Em um primeiro momento, impedir o acesso desses usuários poderia aumentar o número de assinantes. Segundo a consultoria Cowen Inc, a Netflix poderia gerar US$ 721 milhões de receita adicional por ano com cerca de 30 milhões de telespectadores que usam contas compartilhadas somente nos Estados Unidos e no Canadá.

Para efeito de comparação, a companhia com sede em Los Gatos, na Califórnia, registrou faturamento pouco inferior a US$ 7,9 bilhões no terceiro trimestre deste ano. O resultado foi mais de 5% acima dos números registrados no mesmo período de 2021, quando a companhia faturou US$ 7,4 bilhões.

O problema é que isso tudo não é uma ciência exata e a Netflix não pode garantir que vai ganhar novos usuários a partir da prática. Uma das possibilidades, inclusive, é de que parte dos assinantes decidam cancelar a assinatura, fazendo com que o tiro saia pela culatra.

De acordo com a consultoria Morningstar, ao fazer isso, a Netflix estaria subestimando como a mudança poderia incentivar os consumidores a cancelarem o serviço.

Um dos desafios que a companhia terá será balancear o impacto da prática em suas receitas de publicidade. Nos últimos meses, a companhia lançou um plano de assinatura mais barato e que contempla a exibição de propagandas durante as transmissões. Quanto maior é a audiência, maior é o custo dos anunciantes.

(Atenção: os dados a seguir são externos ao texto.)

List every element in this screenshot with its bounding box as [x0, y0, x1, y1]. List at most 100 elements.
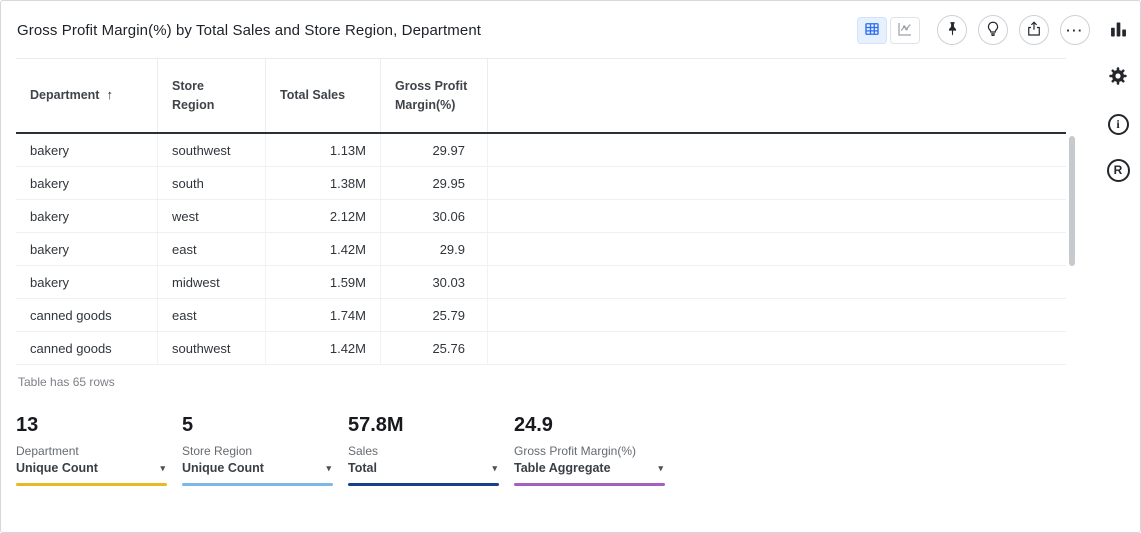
main-panel: Gross Profit Margin(%) by Total Sales an… [1, 1, 1098, 532]
color-bar [16, 483, 167, 486]
aggregation-label: Total [348, 461, 377, 475]
sort-asc-icon[interactable]: ↑ [106, 86, 113, 105]
aggregation-selector[interactable]: Unique Count ▾ [16, 461, 167, 475]
cell-filler [488, 299, 1066, 331]
cell-total-sales: 1.13M [266, 134, 381, 166]
liveboard-tile: Gross Profit Margin(%) by Total Sales an… [0, 0, 1141, 533]
chevron-down-icon: ▾ [326, 463, 331, 474]
aggregation-selector[interactable]: Table Aggregate ▾ [514, 461, 665, 475]
cell-department: bakery [16, 134, 158, 166]
cell-store-region: east [158, 233, 266, 265]
cell-store-region: southwest [158, 332, 266, 364]
summary-label: Sales [348, 444, 499, 458]
tile-header: Gross Profit Margin(%) by Total Sales an… [1, 1, 1098, 45]
cell-filler [488, 167, 1066, 199]
cell-total-sales: 1.74M [266, 299, 381, 331]
cell-gross-profit-margin: 30.03 [381, 266, 488, 298]
cell-department: bakery [16, 167, 158, 199]
cell-store-region: south [158, 167, 266, 199]
column-header-total-sales[interactable]: Total Sales [266, 59, 381, 132]
aggregation-selector[interactable]: Unique Count ▾ [182, 461, 333, 475]
lightbulb-icon [984, 20, 1002, 41]
cell-store-region: midwest [158, 266, 266, 298]
column-label: Store Region [172, 77, 222, 113]
scrollbar-thumb[interactable] [1069, 136, 1075, 266]
table-header-row: Department ↑ Store Region Total Sales Gr… [16, 58, 1066, 134]
summary-value: 57.8M [348, 414, 499, 437]
aggregation-label: Unique Count [182, 461, 264, 475]
summary-card-store-region: 5 Store Region Unique Count ▾ [182, 414, 333, 486]
cell-store-region: west [158, 200, 266, 232]
cell-total-sales: 2.12M [266, 200, 381, 232]
cell-store-region: east [158, 299, 266, 331]
more-options-button[interactable]: ··· [1060, 15, 1090, 45]
column-header-department[interactable]: Department ↑ [16, 59, 158, 132]
share-button[interactable] [1019, 15, 1049, 45]
table-row[interactable]: canned goods east 1.74M 25.79 [16, 299, 1066, 332]
summary-cards: 13 Department Unique Count ▾ 5 Store Reg… [16, 414, 1098, 486]
summary-label: Store Region [182, 444, 333, 458]
summary-value: 5 [182, 414, 333, 437]
column-header-store-region[interactable]: Store Region [158, 59, 266, 132]
cell-total-sales: 1.38M [266, 167, 381, 199]
cell-gross-profit-margin: 25.76 [381, 332, 488, 364]
summary-card-gross-profit-margin: 24.9 Gross Profit Margin(%) Table Aggreg… [514, 414, 665, 486]
cell-gross-profit-margin: 30.06 [381, 200, 488, 232]
aggregation-label: Unique Count [16, 461, 98, 475]
row-count-note: Table has 65 rows [18, 375, 1098, 389]
column-header-gross-profit-margin[interactable]: Gross Profit Margin(%) [381, 59, 488, 132]
cell-filler [488, 332, 1066, 364]
column-label: Gross Profit Margin(%) [395, 77, 469, 113]
table-view-button[interactable] [857, 17, 887, 44]
logo-button[interactable]: R [1105, 157, 1131, 183]
chart-view-button[interactable] [890, 17, 920, 44]
table-scrollbar[interactable] [1069, 136, 1075, 364]
table-grid-icon [863, 20, 881, 41]
cell-gross-profit-margin: 29.9 [381, 233, 488, 265]
toolbar: ··· [857, 15, 1090, 45]
settings-button[interactable] [1105, 65, 1131, 91]
info-button[interactable]: i [1105, 111, 1131, 137]
cell-department: canned goods [16, 332, 158, 364]
color-bar [348, 483, 499, 486]
cell-gross-profit-margin: 29.97 [381, 134, 488, 166]
page-title: Gross Profit Margin(%) by Total Sales an… [17, 22, 481, 39]
pin-icon [944, 20, 961, 40]
table-row[interactable]: bakery west 2.12M 30.06 [16, 200, 1066, 233]
summary-value: 13 [16, 414, 167, 437]
view-toggle [857, 17, 920, 44]
table-body: bakery southwest 1.13M 29.97 bakery sout… [16, 134, 1066, 365]
table-row[interactable]: bakery midwest 1.59M 30.03 [16, 266, 1066, 299]
cell-filler [488, 200, 1066, 232]
table-row[interactable]: canned goods southwest 1.42M 25.76 [16, 332, 1066, 365]
summary-label: Gross Profit Margin(%) [514, 444, 665, 458]
table-row[interactable]: bakery south 1.38M 29.95 [16, 167, 1066, 200]
cell-department: canned goods [16, 299, 158, 331]
chevron-down-icon: ▾ [160, 463, 165, 474]
info-icon: i [1108, 114, 1129, 135]
table-row[interactable]: bakery east 1.42M 29.9 [16, 233, 1066, 266]
chart-panel-button[interactable] [1105, 19, 1131, 45]
insights-button[interactable] [978, 15, 1008, 45]
right-rail: i R [1096, 1, 1140, 532]
cell-total-sales: 1.59M [266, 266, 381, 298]
cell-total-sales: 1.42M [266, 233, 381, 265]
cell-gross-profit-margin: 29.95 [381, 167, 488, 199]
summary-card-department: 13 Department Unique Count ▾ [16, 414, 167, 486]
bar-chart-icon [1108, 19, 1129, 45]
column-label: Total Sales [280, 86, 345, 104]
gear-icon [1107, 65, 1129, 92]
aggregation-selector[interactable]: Total ▾ [348, 461, 499, 475]
ellipsis-icon: ··· [1066, 24, 1084, 37]
column-label: Department [30, 86, 99, 104]
chevron-down-icon: ▾ [658, 463, 663, 474]
table-row[interactable]: bakery southwest 1.13M 29.97 [16, 134, 1066, 167]
cell-gross-profit-margin: 25.79 [381, 299, 488, 331]
pin-button[interactable] [937, 15, 967, 45]
share-icon [1025, 20, 1043, 41]
color-bar [182, 483, 333, 486]
summary-label: Department [16, 444, 167, 458]
r-logo-icon: R [1107, 159, 1130, 182]
summary-card-sales: 57.8M Sales Total ▾ [348, 414, 499, 486]
chevron-down-icon: ▾ [492, 463, 497, 474]
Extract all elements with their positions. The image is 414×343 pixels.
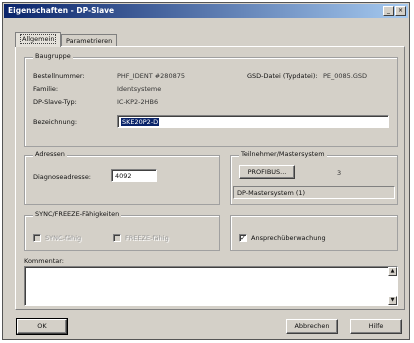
group-baugruppe: Baugruppe Bestellnummer: PHF_IDENT #2808… [24,52,398,147]
slave-typ-value: IC-KP2-2HB6 [117,98,159,106]
sync-checkbox[interactable] [33,234,41,242]
scroll-up-icon[interactable]: ▲ [388,267,397,276]
group-label: Teilnehmer/Mastersystem [239,150,327,158]
properties-dialog: Eigenschaften - DP-Slave _ × Allgemein P… [2,2,410,340]
check-icon: ✓ [240,234,246,242]
tab-panel-allgemein: Baugruppe Bestellnummer: PHF_IDENT #2808… [15,46,405,310]
gsd-label: GSD-Datei (Typdatei): [247,72,318,80]
kommentar-textarea[interactable]: ▲ ▼ [24,266,398,306]
scroll-down-icon[interactable]: ▼ [388,296,397,305]
familie-label: Familie: [33,85,59,93]
bezeichnung-input[interactable]: SKE20P2-D [117,115,389,128]
diagnoseadresse-input[interactable]: 4092 [111,169,157,182]
diagnoseadresse-label: Diagnoseadresse: [33,173,92,181]
close-button[interactable]: × [395,6,406,16]
watchdog-checkbox[interactable]: ✓ [239,234,247,242]
familie-value: Identsysteme [117,85,162,93]
freeze-label: FREEZE-fähig [125,234,169,242]
mastersystem-value: DP-Mastersystem (1) [237,189,306,197]
group-label: SYNC/FREEZE-Fähigkeiten [33,210,122,218]
bestellnummer-label: Bestellnummer: [33,72,85,80]
group-label: Baugruppe [33,52,73,60]
profibus-address: 3 [337,169,342,177]
group-watchdog: ✓ Ansprechüberwachung [230,215,398,251]
sync-label: SYNC-fähig [45,234,82,242]
tab-label: Parametrieren [66,37,113,45]
bestellnummer-value: PHF_IDENT #280875 [117,72,185,80]
bezeichnung-value: SKE20P2-D [121,118,160,126]
title-bar[interactable]: Eigenschaften - DP-Slave _ × [4,4,408,18]
mastersystem-field: DP-Mastersystem (1) [233,186,395,199]
group-sync-freeze: SYNC/FREEZE-Fähigkeiten SYNC-fähig FREEZ… [24,210,220,251]
abbrechen-button[interactable]: Abbrechen [286,319,338,334]
minimize-button[interactable]: _ [383,6,394,16]
watchdog-label: Ansprechüberwachung [251,234,326,242]
gsd-value: PE_0085.GSD [323,72,368,80]
tab-allgemein[interactable]: Allgemein [15,32,62,47]
slave-typ-label: DP-Slave-Typ: [33,98,77,106]
group-label: Adressen [33,150,67,158]
ok-button[interactable]: OK [16,318,68,335]
kommentar-label: Kommentar: [24,257,64,265]
group-adressen: Adressen Diagnoseadresse: 4092 [24,150,220,205]
bezeichnung-label: Bezeichnung: [33,118,78,126]
group-teilnehmer: Teilnehmer/Mastersystem PROFIBUS... 3 DP… [230,150,398,205]
tab-label: Allgemein [20,34,57,44]
hilfe-button[interactable]: Hilfe [350,319,402,334]
diagnoseadresse-value: 4092 [115,172,132,180]
profibus-button[interactable]: PROFIBUS... [239,165,295,179]
window-title: Eigenschaften - DP-Slave [8,6,115,15]
freeze-checkbox[interactable] [113,234,121,242]
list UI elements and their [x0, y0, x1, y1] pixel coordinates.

Há problemas técnicos também para resolver. A empresa precisa decidir como pretende lidar com usuários que não moram somente em uma casa e que usam a mesma conta nos dois endereços. Isso engloba crianças com guarda compartilhada e pessoas que têm mais de um imóvel - como um apartamento mais próximo ao trabalho ou uma casa de praia.

Resolver este problema seria possível caso a companhia adote uma estratégia de cobrar uma taxa extra de quem quisesse utilizar uma conta de terceiro. A prática começou a ser colocada em testes em alguns mercados da companhia e ainda não há uma orientação se ela será incorporada a toda a operação.

Está sendo discutido também dentro da Netflix a possibilidade de permitir que os usuários informem à companhia que estão migrando temporariamente de endereço residencial. Desta forma, a plataforma estaria disponível somente onde a pessoa estivesse realmente localizada.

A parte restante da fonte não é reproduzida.